On a couple of other tunes, Sipiagin extends the impulse to add pop textures to his music. And the stunner here is that Sipiagin’s inspiration to do this is his singing wife — and it turns out that it works!. Sipiagin is married to Monday Michiru, the daughter of the great jazz pianist and composer Toshiko Akiyoshi and saxophonist Charlie Mariano. Michiru is a flautist and professional singer who is also a star actress and recording artist in Japan. Sipiagin uses Michiku as a singer on “Afternoon Dreams”, a Brazilian-flavored tune that features Gil Goldstein on accordion. Michiku sounds terrific — limber and pitch-sure as she moves through a slyly soaring melody that sits on the cushion of the horns, not unlike Flora Purim on the early Return to Forever recordings. The features are daring — a buzzing duet between Eubanks and Sipiagin in improvised counterpoint, then a solo for the trumpet that is a thing of silk. Michiru also appears on her own tune, “Sketches of Myself”, which is a nicely arranged ballad built on a series of attractive chords. This track contains some distracting synth-blips on the verse (Ms. Michiru’s “programming”), but it’s no embarrassment. You come to the end of Sipiagin’s album thinking that this is the kind of popped-up jazz that should have been “smooth” all along.
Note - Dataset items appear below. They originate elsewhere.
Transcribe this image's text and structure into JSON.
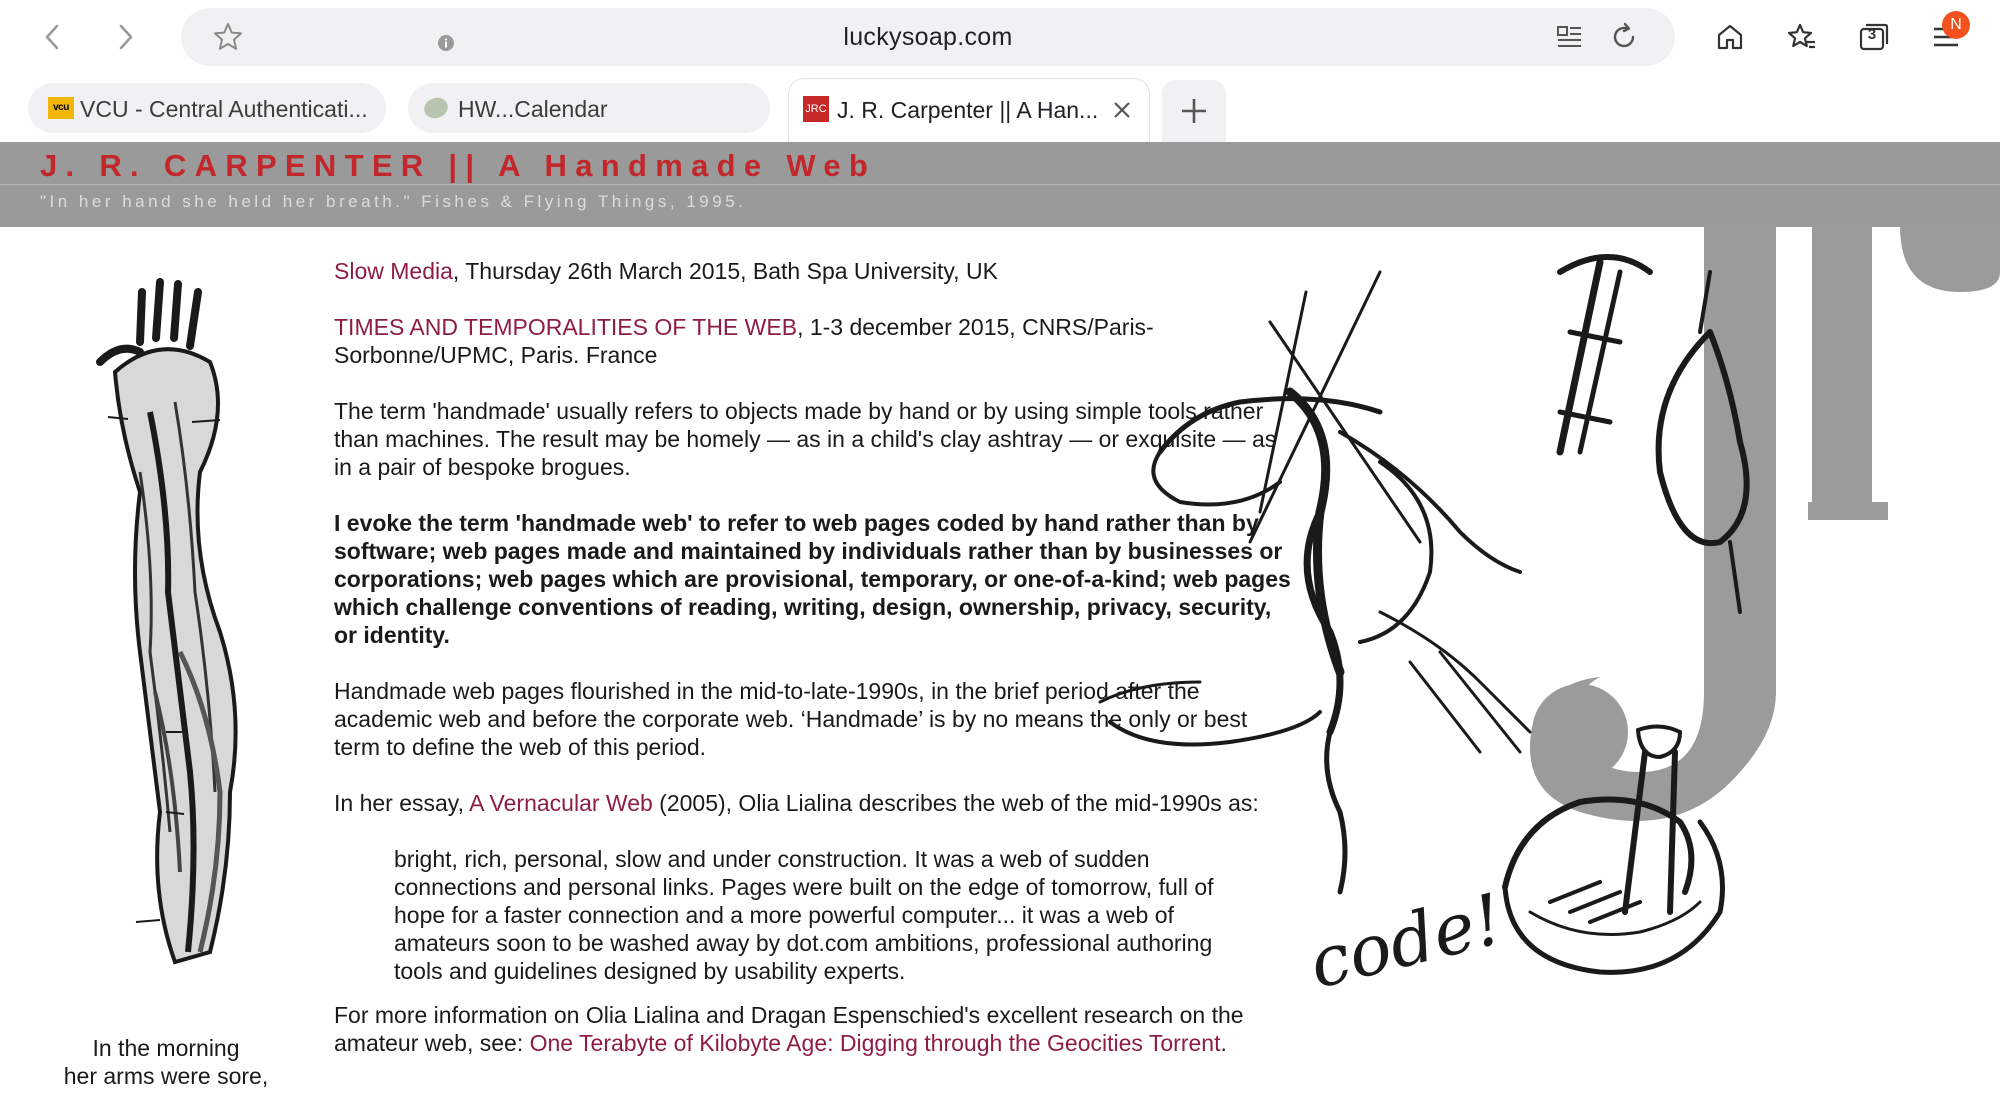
{
  "browser": {
    "url": "luckysoap.com",
    "tab_count": "3",
    "notification_badge": "N",
    "tabs": [
      {
        "title": "VCU - Central Authenticati...",
        "favicon_text": "vcu"
      },
      {
        "title": "HW...Calendar"
      },
      {
        "title": "J. R. Carpenter || A Han...",
        "favicon_text": "JRC"
      }
    ]
  },
  "site": {
    "title": "J. R. CARPENTER || A Handmade Web",
    "tagline": "\"In her hand she held her breath.\" Fishes & Flying Things, 1995.",
    "title_color": "#c2282b",
    "header_color": "#9a9a9a",
    "link_color": "#8e1c47"
  },
  "content": {
    "p1_link": "Slow Media",
    "p1_rest": ", Thursday 26th March 2015, Bath Spa University, UK",
    "p2_link": "TIMES AND TEMPORALITIES OF THE WEB",
    "p2_rest": ", 1-3 december 2015, CNRS/Paris-Sorbonne/UPMC, Paris. France",
    "p3": "The term 'handmade' usually refers to objects made by hand or by using simple tools rather than machines. The result may be homely — as in a child's clay ashtray — or exquisite — as in a pair of bespoke brogues.",
    "p4": "I evoke the term 'handmade web' to refer to web pages coded by hand rather than by software; web pages made and maintained by individuals rather than by businesses or corporations; web pages which are provisional, temporary, or one-of-a-kind; web pages which challenge conventions of reading, writing, design, ownership, privacy, security, or identity.",
    "p5": "Handmade web pages flourished in the mid-to-late-1990s, in the brief period after the academic web and before the corporate web. ‘Handmade’ is by no means the only or best term to define the web of this period.",
    "p6_before": "In her essay, ",
    "p6_link": "A Vernacular Web",
    "p6_after": " (2005), Olia Lialina describes the web of the mid-1990s as:",
    "quote": "bright, rich, personal, slow and under construction. It was a web of sudden connections and personal links. Pages were built on the edge of tomorrow, full of hope for a faster connection and a more powerful computer... it was a web of amateurs soon to be washed away by dot.com ambitions, professional authoring tools and guidelines designed by usability experts.",
    "p7_before": "For more information on Olia Lialina and Dragan Espenschied's excellent research on the amateur web, see: ",
    "p7_link": "One Terabyte of Kilobyte Age: Digging through the Geocities Torrent",
    "p7_after": "."
  },
  "sidebar": {
    "caption_line1": "In the morning",
    "caption_line2": "her arms were sore,"
  },
  "illustration": {
    "handwritten_text": "code!"
  }
}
What Sipiagin has achieved with Out of the Circle is not unlike the best work that appeared on the CTI label in the 1970s: he has connected contemporary acoustic jazz, genuinely strong jazz, to a pleasing sensibility and mild pop textures. When “Syn” gives wide swath for improvising on acoustic guitar and accordion, while still leaving room for a carefully written counterpoint for horns without rhythm, you know you have a truly original writer and arranger on hand.
Alex “Sasha” Sipiagin is such a musician. He can be in the pocket, but he can also step outside the lines. Out of the Circle is an appropriate name for a truly pleasing and adventurous recital, something that establishes Sipiagin as an original and more than just a workmanlike pro on the New York scene. The trumpeter here offers a vision of accessible but intelligent jazz that grows out of a special part of the tradition. Defining himself boldly, Sipiagin has made something surprisingly easy to love.